A la fin du concert, le mouvement de foule les disperse. Il a perdu Lilly.

C'était il y a trois semaines et cet instant est gravé dans ses rétines, dans son cerveau. Il croit en sa bonne étoile, il le sait, il le sent au tréfonds de ses tripes, il finira par la retrouver. Il ne peut en être autrement, si Dieu existe, s'il est bon comme on le rabâche au catéchisme, il finira par la croiser à nouveau, il se passera quelque chose. C'est cet espoir qui le maintient en vie, et même si c'est le plus éculé des clichés, Antoine Lebel s'est persuadé que son rêve se concrétisera. Depuis, il lui arrive de lui parler, de lui demander son avis. Parfois il s'interroge, et si elle n'aimait rien de ce que je suis, mes goûts, mon caractère, mon appartement, mon chat ? Il saute les repas, fume comme un pompier, tente de ne jamais oublier, il est usé par cet exercice de mémoire mais heureux. Il a consigné dans son journal chaque détail de la soirée inaugurale d'un amour qu'il pressent terriblement fort, incroyablement sincère. Sur un post-it collé sur le frigo il a écrit : Lilly, le prénom est entouré d'un cœur. A force de penser à elle il parvient la faire entrer dans ses songes. Il se réveille béat. Il l'a emmenée au bord de la mer, dans les dunes surplombant la plage, ils les ont dévalées, sont tombés, ils se sont relevés hilares et ont recommencé. Ils ont couru dans les marres d'eau salée, ils ont dansé dans les vagues, éclaboussés de joie, ils se sont délectés des baisers salés, du vent dans les cheveux, du soleil dans les yeux. Le rêve semble si réel, il a son parfum ancré sur sa peau, une fragrance légère comme un voile de tulle, pétillante et vivifiante comme le citron, il sent encore la douceur de sa bouche qui s'appesantit sur sa bouche pour lui offrir le plus onctueux des baisers.
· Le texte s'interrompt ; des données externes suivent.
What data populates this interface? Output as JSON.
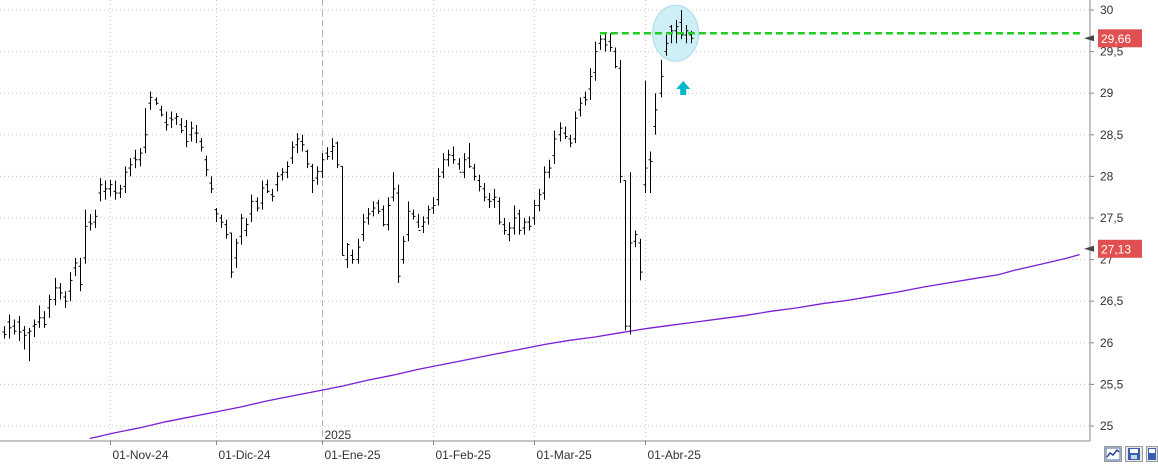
{
  "chart_data": {
    "type": "ohlc-bar",
    "colors": {
      "bars": "#000000",
      "moving_average": "#7a1fd6",
      "resistance": "#22cc22",
      "highlight": "#cfeff6",
      "arrow": "#00b8c8",
      "price_tag": "#e05050",
      "grid": "#c8c8c8"
    },
    "ylim": [
      24.8,
      30.1
    ],
    "y_ticks": [
      {
        "value": 25,
        "label": "25"
      },
      {
        "value": 25.5,
        "label": "25,5"
      },
      {
        "value": 26,
        "label": "26"
      },
      {
        "value": 26.5,
        "label": "26,5"
      },
      {
        "value": 27,
        "label": "27"
      },
      {
        "value": 27.5,
        "label": "27,5"
      },
      {
        "value": 28,
        "label": "28"
      },
      {
        "value": 28.5,
        "label": "28,5"
      },
      {
        "value": 29,
        "label": "29"
      },
      {
        "value": 29.5,
        "label": "29,5"
      },
      {
        "value": 30,
        "label": "30"
      }
    ],
    "x_ticks": [
      {
        "index": 21,
        "label": "01-Nov-24"
      },
      {
        "index": 42,
        "label": "01-Dic-24"
      },
      {
        "index": 63,
        "label": "01-Ene-25"
      },
      {
        "index": 85,
        "label": "01-Feb-25"
      },
      {
        "index": 105,
        "label": "01-Mar-25"
      },
      {
        "index": 127,
        "label": "01-Abr-25"
      }
    ],
    "year_marker": {
      "index": 63,
      "label": "2025"
    },
    "series": [
      {
        "kind": "ohlc",
        "points": [
          [
            26.13,
            26.05,
            26.1,
            26.2
          ],
          [
            26.25,
            26.05,
            26.18,
            26.34
          ],
          [
            26.2,
            26.1,
            26.14,
            26.28
          ],
          [
            26.25,
            26.02,
            26.13,
            26.32
          ],
          [
            26.15,
            25.92,
            26.09,
            26.2
          ],
          [
            26.12,
            25.78,
            26.14,
            26.18
          ],
          [
            26.2,
            26.07,
            26.22,
            26.28
          ],
          [
            26.25,
            26.18,
            26.3,
            26.45
          ],
          [
            26.3,
            26.18,
            26.22,
            26.38
          ],
          [
            26.42,
            26.3,
            26.52,
            26.58
          ],
          [
            26.52,
            26.45,
            26.66,
            26.78
          ],
          [
            26.66,
            26.52,
            26.6,
            26.72
          ],
          [
            26.55,
            26.42,
            26.5,
            26.62
          ],
          [
            26.62,
            26.5,
            26.75,
            26.85
          ],
          [
            26.9,
            26.8,
            26.96,
            27.02
          ],
          [
            26.92,
            26.62,
            26.7,
            27.02
          ],
          [
            27.02,
            26.95,
            27.4,
            27.6
          ],
          [
            27.45,
            27.35,
            27.43,
            27.55
          ],
          [
            27.45,
            27.38,
            27.52,
            27.6
          ],
          [
            27.8,
            27.7,
            27.9,
            27.98
          ],
          [
            27.82,
            27.72,
            27.85,
            27.95
          ],
          [
            27.85,
            27.76,
            27.9,
            27.96
          ],
          [
            27.82,
            27.72,
            27.8,
            27.95
          ],
          [
            27.8,
            27.74,
            27.85,
            27.9
          ],
          [
            27.88,
            27.8,
            28.05,
            28.12
          ],
          [
            28.1,
            28.0,
            28.14,
            28.22
          ],
          [
            28.22,
            28.1,
            28.2,
            28.32
          ],
          [
            28.2,
            28.12,
            28.28,
            28.34
          ],
          [
            28.35,
            28.28,
            28.5,
            28.82
          ],
          [
            28.88,
            28.8,
            28.95,
            29.02
          ],
          [
            28.92,
            28.86,
            28.88,
            28.95
          ],
          [
            28.8,
            28.72,
            28.74,
            28.85
          ],
          [
            28.65,
            28.55,
            28.62,
            28.78
          ],
          [
            28.7,
            28.58,
            28.68,
            28.78
          ],
          [
            28.7,
            28.62,
            28.72,
            28.76
          ],
          [
            28.62,
            28.52,
            28.55,
            28.7
          ],
          [
            28.6,
            28.35,
            28.42,
            28.68
          ],
          [
            28.5,
            28.42,
            28.58,
            28.66
          ],
          [
            28.52,
            28.4,
            28.52,
            28.62
          ],
          [
            28.42,
            28.3,
            28.35,
            28.46
          ],
          [
            28.2,
            28.0,
            28.08,
            28.25
          ],
          [
            27.92,
            27.8,
            27.85,
            28.0
          ],
          [
            27.6,
            27.45,
            27.55,
            27.62
          ],
          [
            27.5,
            27.38,
            27.45,
            27.54
          ],
          [
            27.42,
            27.25,
            27.3,
            27.48
          ],
          [
            27.32,
            26.78,
            26.85,
            27.32
          ],
          [
            27.02,
            26.9,
            27.2,
            27.25
          ],
          [
            27.28,
            27.18,
            27.5,
            27.55
          ],
          [
            27.35,
            27.28,
            27.42,
            27.5
          ],
          [
            27.55,
            27.45,
            27.7,
            27.78
          ],
          [
            27.7,
            27.58,
            27.62,
            27.75
          ],
          [
            27.68,
            27.6,
            27.86,
            27.95
          ],
          [
            27.9,
            27.8,
            27.82,
            27.96
          ],
          [
            27.78,
            27.7,
            27.76,
            27.85
          ],
          [
            27.9,
            27.82,
            28.0,
            28.05
          ],
          [
            28.02,
            27.95,
            28.05,
            28.1
          ],
          [
            28.05,
            27.98,
            28.12,
            28.18
          ],
          [
            28.22,
            28.15,
            28.35,
            28.42
          ],
          [
            28.38,
            28.28,
            28.45,
            28.52
          ],
          [
            28.42,
            28.3,
            28.38,
            28.5
          ],
          [
            28.3,
            28.1,
            28.15,
            28.32
          ],
          [
            28.12,
            27.8,
            27.95,
            28.15
          ],
          [
            27.98,
            27.9,
            28.06,
            28.12
          ],
          [
            28.06,
            27.98,
            28.2,
            28.28
          ],
          [
            28.28,
            28.2,
            28.24,
            28.35
          ],
          [
            28.3,
            28.2,
            28.36,
            28.46
          ],
          [
            28.4,
            28.1,
            28.14,
            28.42
          ],
          [
            28.12,
            27.05,
            27.05,
            28.12
          ],
          [
            27.0,
            26.9,
            27.18,
            27.2
          ],
          [
            27.05,
            26.95,
            27.0,
            27.12
          ],
          [
            27.0,
            26.95,
            27.15,
            27.25
          ],
          [
            27.3,
            27.22,
            27.45,
            27.55
          ],
          [
            27.5,
            27.42,
            27.55,
            27.62
          ],
          [
            27.58,
            27.52,
            27.62,
            27.7
          ],
          [
            27.68,
            27.55,
            27.58,
            27.72
          ],
          [
            27.6,
            27.4,
            27.42,
            27.65
          ],
          [
            27.42,
            27.35,
            27.65,
            27.75
          ],
          [
            27.75,
            27.7,
            27.85,
            28.05
          ],
          [
            27.8,
            26.72,
            26.8,
            27.9
          ],
          [
            27.0,
            26.95,
            27.22,
            27.28
          ],
          [
            27.3,
            27.22,
            27.58,
            27.7
          ],
          [
            27.55,
            27.48,
            27.52,
            27.6
          ],
          [
            27.45,
            27.38,
            27.35,
            27.55
          ],
          [
            27.4,
            27.32,
            27.45,
            27.52
          ],
          [
            27.5,
            27.42,
            27.6,
            27.65
          ],
          [
            27.62,
            27.55,
            27.65,
            27.75
          ],
          [
            27.72,
            27.65,
            28.0,
            28.1
          ],
          [
            28.05,
            27.98,
            28.2,
            28.28
          ],
          [
            28.2,
            28.12,
            28.26,
            28.32
          ],
          [
            28.25,
            28.15,
            28.2,
            28.36
          ],
          [
            28.15,
            28.08,
            28.05,
            28.22
          ],
          [
            28.05,
            27.98,
            28.2,
            28.28
          ],
          [
            28.22,
            28.1,
            28.12,
            28.4
          ],
          [
            28.1,
            27.95,
            28.0,
            28.15
          ],
          [
            27.95,
            27.82,
            27.88,
            28.02
          ],
          [
            27.85,
            27.7,
            27.75,
            27.92
          ],
          [
            27.72,
            27.62,
            27.7,
            27.8
          ],
          [
            27.72,
            27.62,
            27.75,
            27.85
          ],
          [
            27.7,
            27.42,
            27.45,
            27.75
          ],
          [
            27.42,
            27.3,
            27.35,
            27.5
          ],
          [
            27.3,
            27.22,
            27.38,
            27.45
          ],
          [
            27.38,
            27.3,
            27.5,
            27.65
          ],
          [
            27.55,
            27.3,
            27.35,
            27.6
          ],
          [
            27.38,
            27.3,
            27.45,
            27.5
          ],
          [
            27.45,
            27.35,
            27.4,
            27.52
          ],
          [
            27.5,
            27.42,
            27.65,
            27.72
          ],
          [
            27.65,
            27.58,
            27.78,
            27.85
          ],
          [
            27.8,
            27.72,
            28.05,
            28.12
          ],
          [
            28.05,
            27.98,
            28.1,
            28.2
          ],
          [
            28.25,
            28.15,
            28.45,
            28.55
          ],
          [
            28.5,
            28.42,
            28.58,
            28.65
          ],
          [
            28.52,
            28.45,
            28.48,
            28.6
          ],
          [
            28.45,
            28.35,
            28.4,
            28.5
          ],
          [
            28.45,
            28.4,
            28.7,
            28.78
          ],
          [
            28.8,
            28.72,
            28.88,
            28.95
          ],
          [
            28.95,
            28.85,
            28.92,
            29.02
          ],
          [
            29.05,
            28.92,
            29.2,
            29.3
          ],
          [
            29.25,
            29.15,
            29.5,
            29.62
          ],
          [
            29.6,
            29.52,
            29.65,
            29.7
          ],
          [
            29.65,
            29.5,
            29.58,
            29.72
          ],
          [
            29.62,
            29.5,
            29.55,
            29.72
          ],
          [
            29.5,
            29.3,
            29.32,
            29.55
          ],
          [
            29.3,
            27.92,
            28.0,
            29.4
          ],
          [
            27.95,
            26.15,
            26.2,
            27.95
          ],
          [
            26.2,
            26.1,
            27.2,
            28.05
          ],
          [
            27.22,
            27.15,
            27.3,
            27.35
          ],
          [
            27.2,
            26.75,
            26.85,
            27.25
          ],
          [
            27.9,
            27.8,
            28.1,
            29.15
          ],
          [
            28.2,
            27.8,
            28.18,
            28.3
          ],
          [
            28.6,
            28.5,
            28.8,
            29.0
          ],
          [
            29.0,
            28.95,
            29.2,
            29.4
          ],
          [
            29.5,
            29.45,
            29.6,
            29.7
          ],
          [
            29.8,
            29.6,
            29.75,
            29.82
          ],
          [
            29.75,
            29.6,
            29.8,
            29.88
          ],
          [
            29.85,
            29.65,
            29.7,
            30.0
          ],
          [
            29.7,
            29.6,
            29.75,
            29.82
          ],
          [
            29.7,
            29.6,
            29.66,
            29.75
          ]
        ]
      },
      {
        "kind": "line",
        "points": [
          [
            17,
            24.85
          ],
          [
            22,
            24.92
          ],
          [
            27,
            24.98
          ],
          [
            32,
            25.05
          ],
          [
            37,
            25.11
          ],
          [
            42,
            25.17
          ],
          [
            47,
            25.23
          ],
          [
            52,
            25.3
          ],
          [
            57,
            25.36
          ],
          [
            62,
            25.42
          ],
          [
            67,
            25.48
          ],
          [
            72,
            25.55
          ],
          [
            77,
            25.61
          ],
          [
            82,
            25.68
          ],
          [
            87,
            25.74
          ],
          [
            92,
            25.8
          ],
          [
            97,
            25.86
          ],
          [
            102,
            25.92
          ],
          [
            107,
            25.98
          ],
          [
            112,
            26.03
          ],
          [
            117,
            26.07
          ],
          [
            122,
            26.12
          ],
          [
            127,
            26.17
          ],
          [
            132,
            26.21
          ],
          [
            137,
            26.25
          ],
          [
            142,
            26.29
          ],
          [
            147,
            26.33
          ],
          [
            152,
            26.38
          ],
          [
            157,
            26.42
          ],
          [
            162,
            26.47
          ],
          [
            167,
            26.51
          ],
          [
            172,
            26.56
          ],
          [
            177,
            26.61
          ],
          [
            182,
            26.67
          ],
          [
            187,
            26.72
          ],
          [
            192,
            26.77
          ],
          [
            197,
            26.82
          ],
          [
            200,
            26.87
          ],
          [
            205,
            26.94
          ],
          [
            210,
            27.01
          ],
          [
            213,
            27.06
          ]
        ]
      }
    ],
    "resistance_line": {
      "value": 29.72,
      "from_index": 118,
      "to_index": 140
    },
    "price_labels": [
      {
        "value": 29.66,
        "label": "29,66"
      },
      {
        "value": 27.13,
        "label": "27,13"
      }
    ]
  },
  "status_bar": {
    "icons": [
      "chart-scale-icon",
      "save-icon",
      "disk-icon"
    ]
  }
}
Son quotidien s'illumine depuis elle. Il se rappelle avec délice cette chanson de Mouloudji, une chanson que son père aimait chanter en travaillant. 

Un jour tu verrasOn se rencontreraQuelque part, n'importe oùGuidés par le hasard
Nous nous regarderonsEt nous nous sourironsEt la main dans la mainPar les rues nous irons
C'est un lundi parfait, météo au beau fixe. Antoine est en avance, et puis le boulot attendra. Il se dit qu'un café en terrasse serait une bonne idée. Il s'installe à une petite table ronde du Grand Café, l'expresso est serré comme il l'aime. il parcourt la presse sportive, les résultats du foot. En levant les yeux par dessus son journal son cœur s'arrête net. Lilly est là, elle vient sûrement de s'installer. Il s'escrime à garder son calme, il respire difficilement. Serein, il se met à l'espionner et échafaude mille stratagème pour l'aborder sans paraitre lourd, il se doit d'être léger, aérien, presque désinvolte, il veut feindre la surprise, cacher son immense bonheur de la retrouver. Il prend son temps, caché derrière le journal L'Equipe. Il est prêt. En descendant lentement le journal sous ses yeux, il voit Lilly tout sourire offrir ses divines mains aux baisers immondes d'un homme sans âge. Antoine Lebel se pétrifie, il se métamorphose en clown blanc et laisse le journal lui échapper des mains. En quittant précipitamment  la scène il manque trébucher en heurtant une jambe contre le pied de la table. Il n'est plus là, pour personne, définitivement, Dieu n'existe pas.